Posted on Mar 23, 2009 by CHESSNOID in Bailout, Current Events, Economy, Obama, Recession, Ron Paul, housing bust, housing market | 0 Comments

I wasn’t always a Ron Paul fan.  I thought he was smart when I first heard of him a few years ago, but I was a Democrat at the time and just didn’t agree with most of his conservative Republican values.  I am  now a registered Independent and try to be more objective to listening to both sides.  I still do not agree with most of the Republican views, but as far as the economy is concerned I think Ron Paul is the only one right on the money.

He is very consistent and uses the Constitution as his guide.    I don’t know why the Republicans shut him down during the Presidential nomination process.  It was a poor choice and they could have picked up some more Independents at that time like Obama did.  :sad: I wish Obama would listen to more Congressman who have a better understanding of economics than his current financial stooges: Geithner and Bernanke.

Anyways, I am probably a converted Ron Paul supporter as far as the US economy is concerned.  Everything that he mentions about the economy is just common sense.  I am glad he is getting more media coverage now, but unfortunately his words are falling on deaf Obama ears.

Bankruptcy is Economic Stimulus

by Ron Paul

The distraction on Capitol Hill this week has to do with the jackpot bonuses that executives at AIG recently received. The argument is over a relative drop in the bucket. The total amount of bonuses given out was $165 million. The government has put $170 billion into AIG so far. Many now are demanding we get this money back. We ought to be spending our time and effort doing something more worthwhile, like figuring out how the Federal Reserve is handling the trillions of dollars they are creating and pumping into the economy, and how that is affecting the purchasing power of dollars in your pocket.

The big mistake was appropriating the TARP funds in the first place.
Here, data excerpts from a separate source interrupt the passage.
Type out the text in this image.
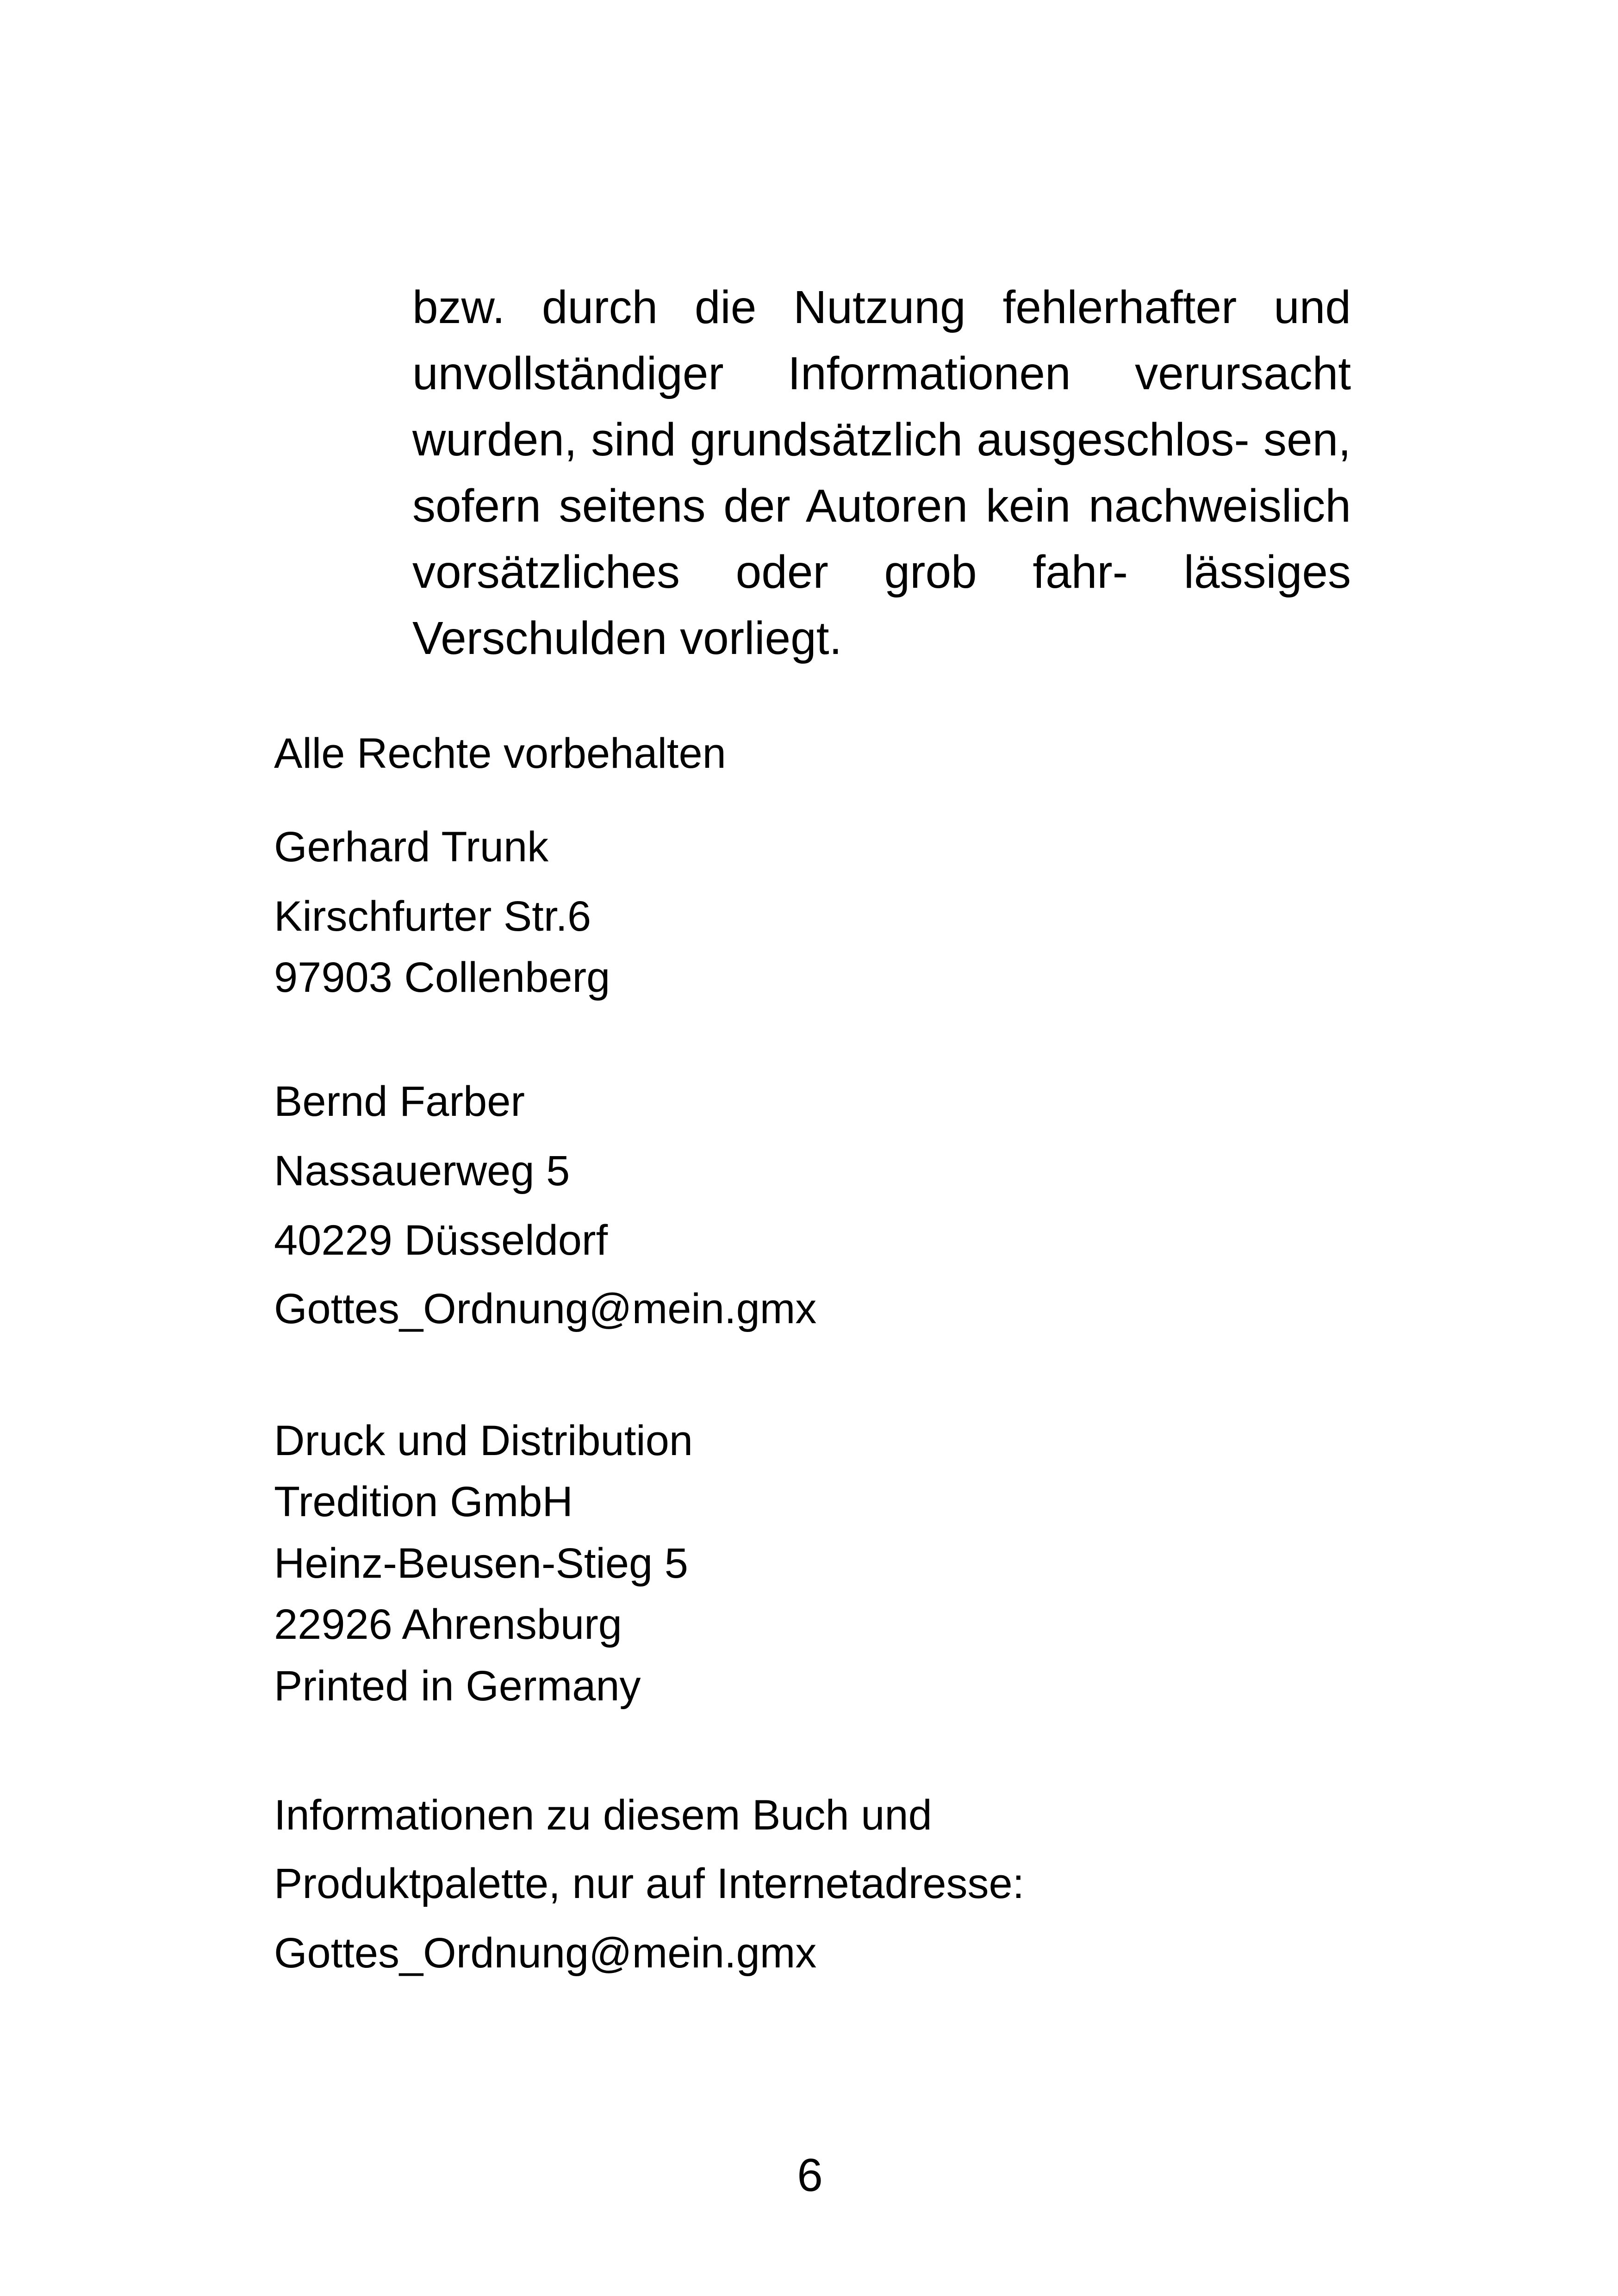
bzw. durch die Nutzung fehlerhafter und unvollständiger Informationen verursacht wurden, sind grundsätzlich ausgeschlos- sen, sofern seitens der Autoren kein nachweislich vorsätzliches oder grob fahr- lässiges Verschulden vorliegt.

Alle Rechte vorbehalten

Gerhard Trunk

Kirschfurter Str.6

97903 Collenberg

Bernd Farber

Nassauerweg 5

40229 Düsseldorf

Gottes_Ordnung@mein.gmx

Druck und Distribution

Tredition GmbH

Heinz-Beusen-Stieg 5

22926 Ahrensburg

Printed in Germany

Informationen zu diesem Buch und

Produktpalette, nur auf Internetadresse:

Gottes_Ordnung@mein.gmx

6
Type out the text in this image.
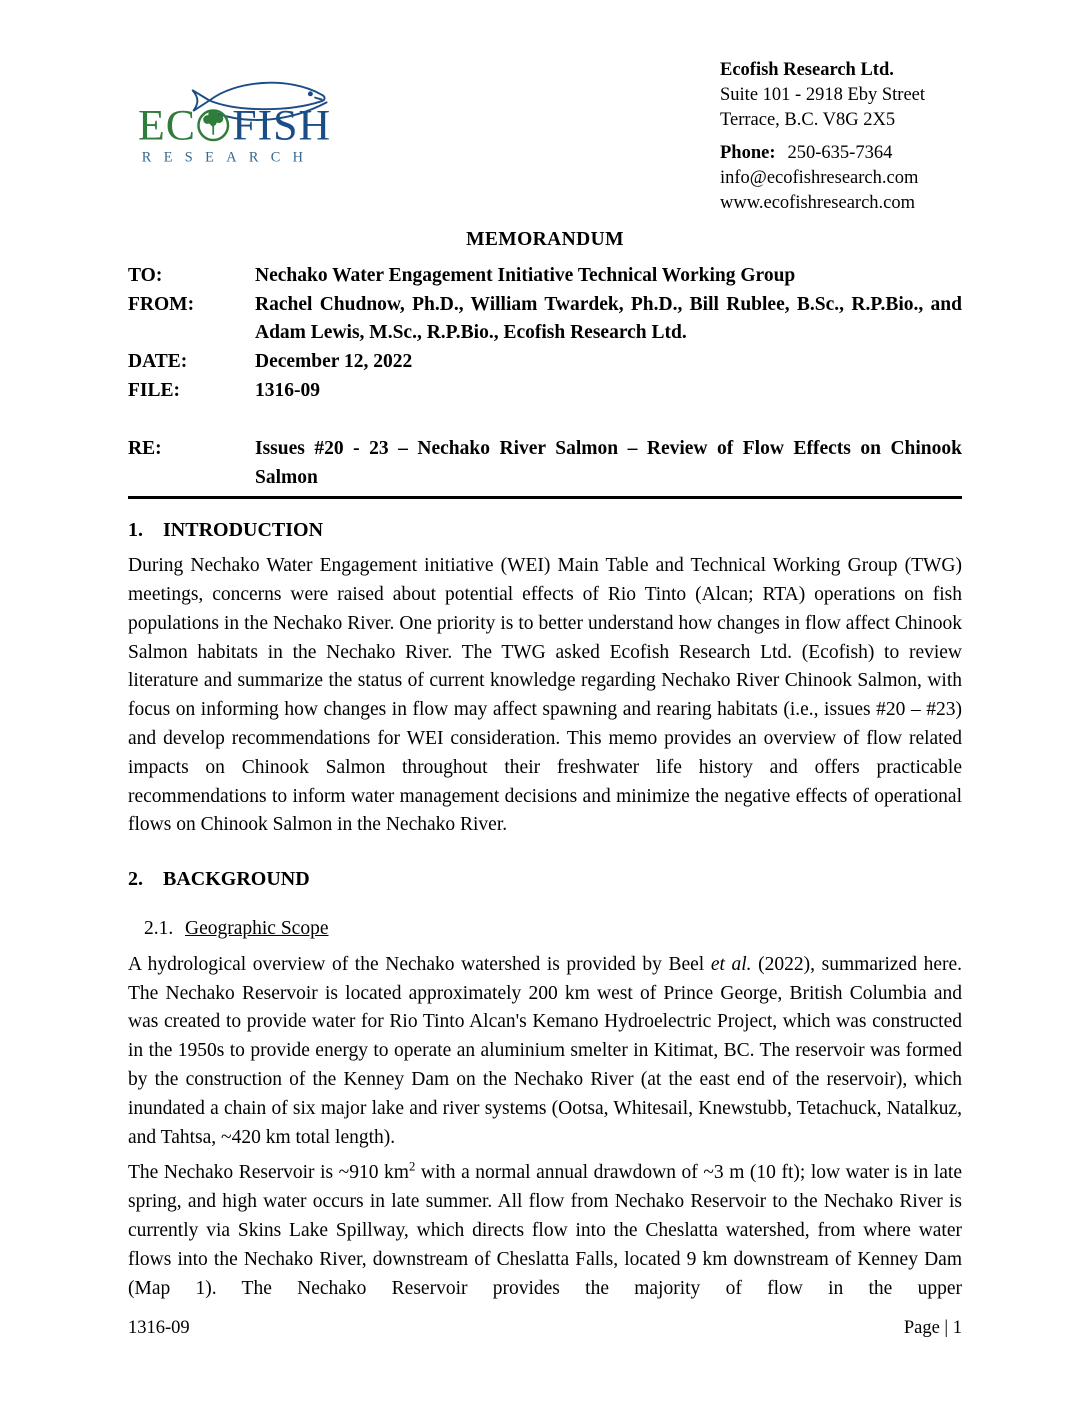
EC FISH
RESEARCH
Ecofish Research Ltd.
Suite 101 - 2918 Eby Street
Terrace, B.C. V8G 2X5
Phone: 250-635-7364
info@ecofishresearch.com
www.ecofishresearch.com
MEMORANDUM
TO:	Nechako Water Engagement Initiative Technical Working Group
FROM:	Rachel Chudnow, Ph.D., William Twardek, Ph.D., Bill Rublee, B.Sc., R.P.Bio., and Adam Lewis, M.Sc., R.P.Bio., Ecofish Research Ltd.
DATE:	December 12, 2022
FILE:	1316-09
RE:	Issues #20 - 23 – Nechako River Salmon – Review of Flow Effects on Chinook Salmon
1.	INTRODUCTION

During Nechako Water Engagement initiative (WEI) Main Table and Technical Working Group (TWG) meetings, concerns were raised about potential effects of Rio Tinto (Alcan; RTA) operations on fish populations in the Nechako River. One priority is to better understand how changes in flow affect Chinook Salmon habitats in the Nechako River. The TWG asked Ecofish Research Ltd. (Ecofish) to review literature and summarize the status of current knowledge regarding Nechako River Chinook Salmon, with focus on informing how changes in flow may affect spawning and rearing habitats (i.e., issues #20 – #23) and develop recommendations for WEI consideration. This memo provides an overview of flow related impacts on Chinook Salmon throughout their freshwater life history and offers practicable recommendations to inform water management decisions and minimize the negative effects of operational flows on Chinook Salmon in the Nechako River.

2.	BACKGROUND
2.1. Geographic Scope

A hydrological overview of the Nechako watershed is provided by Beel et al. (2022), summarized here. The Nechako Reservoir is located approximately 200 km west of Prince George, British Columbia and was created to provide water for Rio Tinto Alcan's Kemano Hydroelectric Project, which was constructed in the 1950s to provide energy to operate an aluminium smelter in Kitimat, BC. The reservoir was formed by the construction of the Kenney Dam on the Nechako River (at the east end of the reservoir), which inundated a chain of six major lake and river systems (Ootsa, Whitesail, Knewstubb, Tetachuck, Natalkuz, and Tahtsa, ~420 km total length).

The Nechako Reservoir is ~910 $km^2$ with a normal annual drawdown of ~3 m (10 ft); low water is in late spring, and high water occurs in late summer. All flow from Nechako Reservoir to the Nechako River is currently via Skins Lake Spillway, which directs flow into the Cheslatta watershed, from where water flows into the Nechako River, downstream of Cheslatta Falls, located 9 km downstream of Kenney Dam (Map 1). The Nechako Reservoir provides the majority of flow in the upper

1316-09	Page | 1
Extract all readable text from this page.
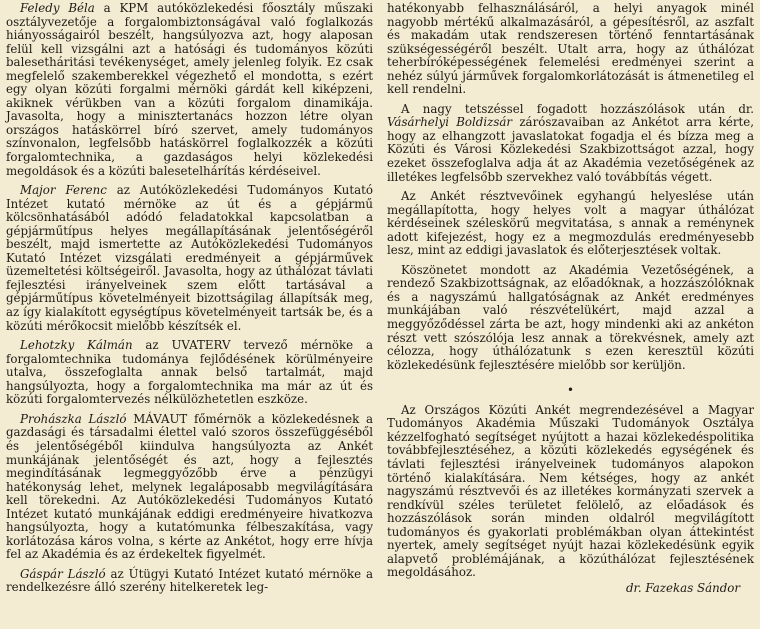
Feledy Béla a KPM autóközlekedési főosztály műszaki osztályvezetője a forgalombiztonságával való foglalkozás hiányosságairól beszélt, hangsúlyozva azt, hogy alaposan felül kell vizsgálni azt a hatósági és tudományos közúti balesetháritási tevékenységet, amely jelenleg folyik. Ez csak megfelelő szakemberekkel végezhető el mondotta, s ezért egy olyan közúti forgalmi mérnöki gárdát kell kiképzeni, akiknek vérükben van a közúti forgalom dinamikája. Javasolta, hogy a minisztertanács hozzon létre olyan országos hatáskörrel bíró szervet, amely tudományos színvonalon, legfelsőbb hatáskörrel foglalkozzék a közúti forgalomtechnika, a gazdaságos helyi közlekedési megoldások és a közúti balesetelhárítás kérdéseivel.

Major Ferenc az Autóközlekedési Tudományos Kutató Intézet kutató mérnöke az út és a gépjármű kölcsönhatásából adódó feladatokkal kapcsolatban a gépjárműtípus helyes megállapításának jelentőségéről beszélt, majd ismertette az Autóközlekedési Tudományos Kutató Intézet vizsgálati eredményeit a gépjárművek üzemeltetési költségeiről. Javasolta, hogy az úthálózat távlati fejlesztési irányelveinek szem előtt tartásával a gépjárműtípus követelményeit bizottságilag állapítsák meg, az így kialakított egységtípus követelményeit tartsák be, és a közúti mérőkocsit mielőbb készítsék el.

Lehotzky Kálmán az UVATERV tervező mérnöke a forgalomtechnika tudománya fejlődésének körülményeire utalva, összefoglalta annak belső tartalmát, majd hangsúlyozta, hogy a forgalomtechnika ma már az út és közúti forgalomtervezés nélkülözhetetlen eszköze.

Prohászka László MÁVAUT főmérnök a közlekedésnek a gazdasági és társadalmi élettel való szoros összefüggéséből és jelentőségéből kiindulva hangsúlyozta az Ankét munkájának jelentőségét és azt, hogy a fejlesztés megindításának legmeggyőzőbb érve a pénzügyi hatékonyság lehet, melynek legaláposabb megvilágítására kell törekedni. Az Autóközlekedési Tudományos Kutató Intézet kutató munkájának eddigi eredményeire hivatkozva hangsúlyozta, hogy a kutatómunka félbeszakítása, vagy korlátozása káros volna, s kérte az Ankétot, hogy erre hívja fel az Akadémia és az érdekeltek figyelmét.

Gáspár László az Útügyi Kutató Intézet kutató mérnöke a rendelkezésre álló szerény hitelkeretek leg-

hatékonyabb felhasználásáról, a helyi anyagok minél nagyobb mértékű alkalmazásáról, a gépesítésről, az aszfalt és makadám utak rendszeresen történő fenntartásának szükségességéről beszélt. Utalt arra, hogy az úthálózat teherbíróképességének felemelési eredményei szerint a nehéz súlyú járművek forgalomkorlátozását is átmenetileg el kell rendelni.

A nagy tetszéssel fogadott hozzászólások után dr. Vásárhelyi Boldizsár zárószavaiban az Ankétot arra kérte, hogy az elhangzott javaslatokat fogadja el és bízza meg a Közúti és Városi Közlekedési Szakbizottságot azzal, hogy ezeket összefoglalva adja át az Akadémia vezetőségének az illetékes legfelsőbb szervekhez való továbbítás végett.

Az Ankét résztvevőinek egyhangú helyeslése után megállapította, hogy helyes volt a magyar úthálózat kérdéseinek széleskörű megvitatása, s annak a reménynek adott kifejezést, hogy ez a megmozdulás eredményesebb lesz, mint az eddigi javaslatok és előterjesztések voltak.

Köszönetet mondott az Akadémia Vezetőségének, a rendező Szakbizottságnak, az előadóknak, a hozzászólóknak és a nagyszámú hallgatóságnak az Ankét eredményes munkájában való részvételükért, majd azzal a meggyőződéssel zárta be azt, hogy mindenki aki az ankéton részt vett szószólója lesz annak a törekvésnek, amely azt célozza, hogy úthálózatunk s ezen keresztül közúti közlekedésünk fejlesztésére mielőbb sor kerüljön.

•

Az Országos Közúti Ankét megrendezésével a Magyar Tudományos Akadémia Műszaki Tudományok Osztálya kézzelfogható segítséget nyújtott a hazai közlekedéspolitika továbbfejlesztéséhez, a közúti közlekedés egységének és távlati fejlesztési irányelveinek tudományos alapokon történő kialakítására. Nem kétséges, hogy az ankét nagyszámú résztvevői és az illetékes kormányzati szervek a rendkívül széles területet felölelő, az előadások és hozzászólások során minden oldalról megvilágított tudományos és gyakorlati problémákban olyan áttekintést nyertek, amely segítséget nyújt hazai közlekedésünk egyik alapvető problémájának, a közúthálózat fejlesztésének megoldásához.

dr. Fazekas Sándor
A Johnny-come-lately bill of attainder won’t stop the spending epidemic. This whole situation is a perfect demonstration of why “doing nothing” and letting failing companies fail would have been much better than sinking valuable money and resources into them.

When a company makes a profit, it is a signal that it is taking resources and increasing their value while controlling costs. When a company operates at a loss, it is a signal that it is decreasing the value of its resources or letting out-of-control costs outstrip any value it has created. A company operating at a loss is therefore an engine of wealth destruction. Bankruptcies are a net positive for the economy because more productive competitors are rewarded by opportunities to buy up remaining assets at bargain prices to strengthen their operations. In an economy that allows this kind of growth and change, any jobs lost by bankruptcy are soon replaced by new ones as the most efficiently managed businesses gain access to more assets and expand.

Bankruptcy was the stimulus that we needed in the case of AIG. More bankruptcies would clean out malinvested resources and enable economic growth again.

AIG, by losing money and maneuvering their operations to the brink of bankruptcy, was telling us that they were inefficient. So what did we do? We forced the taxpayer to assume the losses, and now we are supposed to be shocked that it is not working out. Had AIG gone bankrupt, it would have been impossible to hand out these bonuses. The taxpayer would have been fleeced for $170 billion less last year. Had they gone bankrupt, the world would not have come to an end, it would just continue on with one less engine of wealth destruction.

We should have learned from Japan. The 1990s is referred to as Japan’s “lost decade” because of the zombie banks kept on life support by the Japanese government. Any productivity was redirected through these engines of wealth destruction, resulting in long term stagnation. We should and can avoid this outcome if we come to our senses.

A recession should be a time of strengthening and regrouping for an economy. But as long as the government insists on maintaining the status quo by propping up failed institutions, we will continue to dig a bigger hole for ourselves.